Gold prices hit a three-month high this week as investors seek shelter in the volatile market environment. The precious metal has climbed more than 5 percent since the start of the year, and according to one trader it could continue to rally through the rest of the first quarter.
On Tuesday, when gold gained more than 1 percent, one trader spent more than $13 million on a bet that the SPDR Gold ETF, the GLD, would rise to levels not seen since May 2015 in the next two months. Specifically, that trader purchased 75,000 of the March 108/117 call spreads for $1.80 each. Since each options contract accounts for 100 shares of stock, this is a $13.5 million bet that the GLD will rise more than 9 percent by March expiration. The GLD was trading at just under $107 a share on Wednesday.

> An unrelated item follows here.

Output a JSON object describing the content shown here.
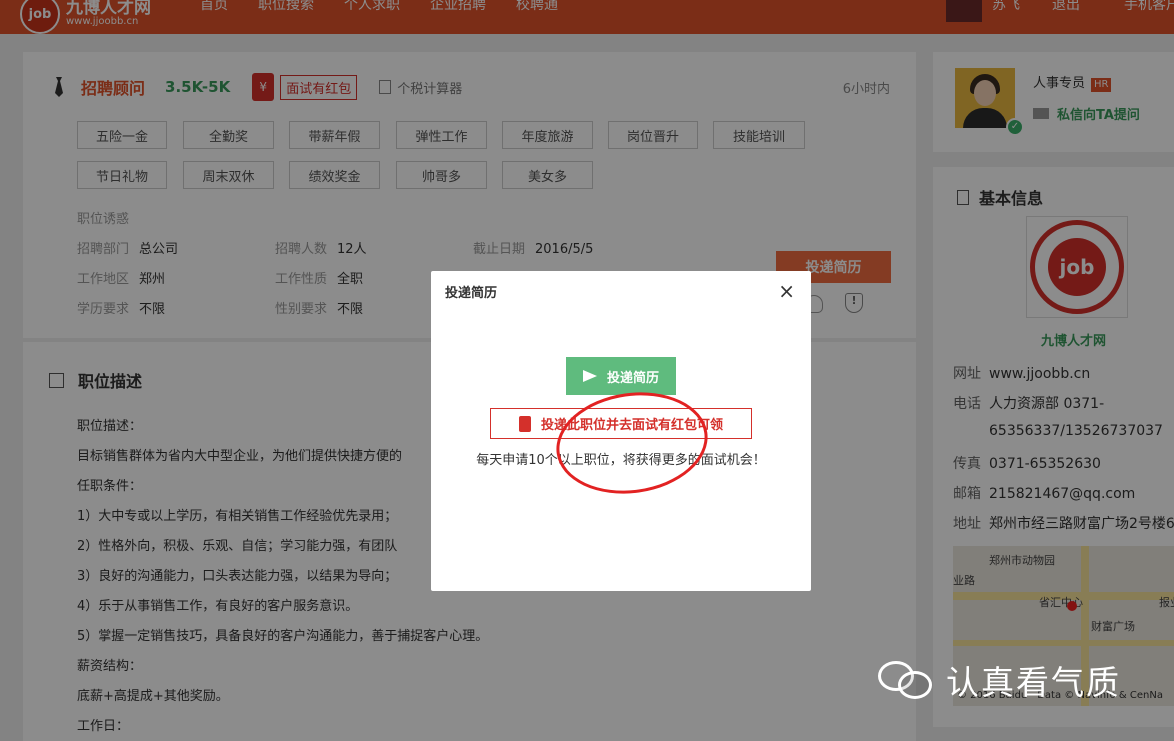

"This was the largest options trade in the whole market [Tuesday]," RiskReversal.com founder Dan Nathan told CNBC's "Fast Money." "What I find interesting about the trade is that it's actually targeting a breakdown level from August and November," he said Tuesday.
Gold has been in a precipitous decline for the last three years, falling more than 32 percent during that period. "[The downtrend] has been so well-defined and has made a series of lower highs and lower lows," Nathan said. "There will be a bunch of countertrend rallies but I expect gold to fail at that downtrend which is actually just below the high end of the call spread."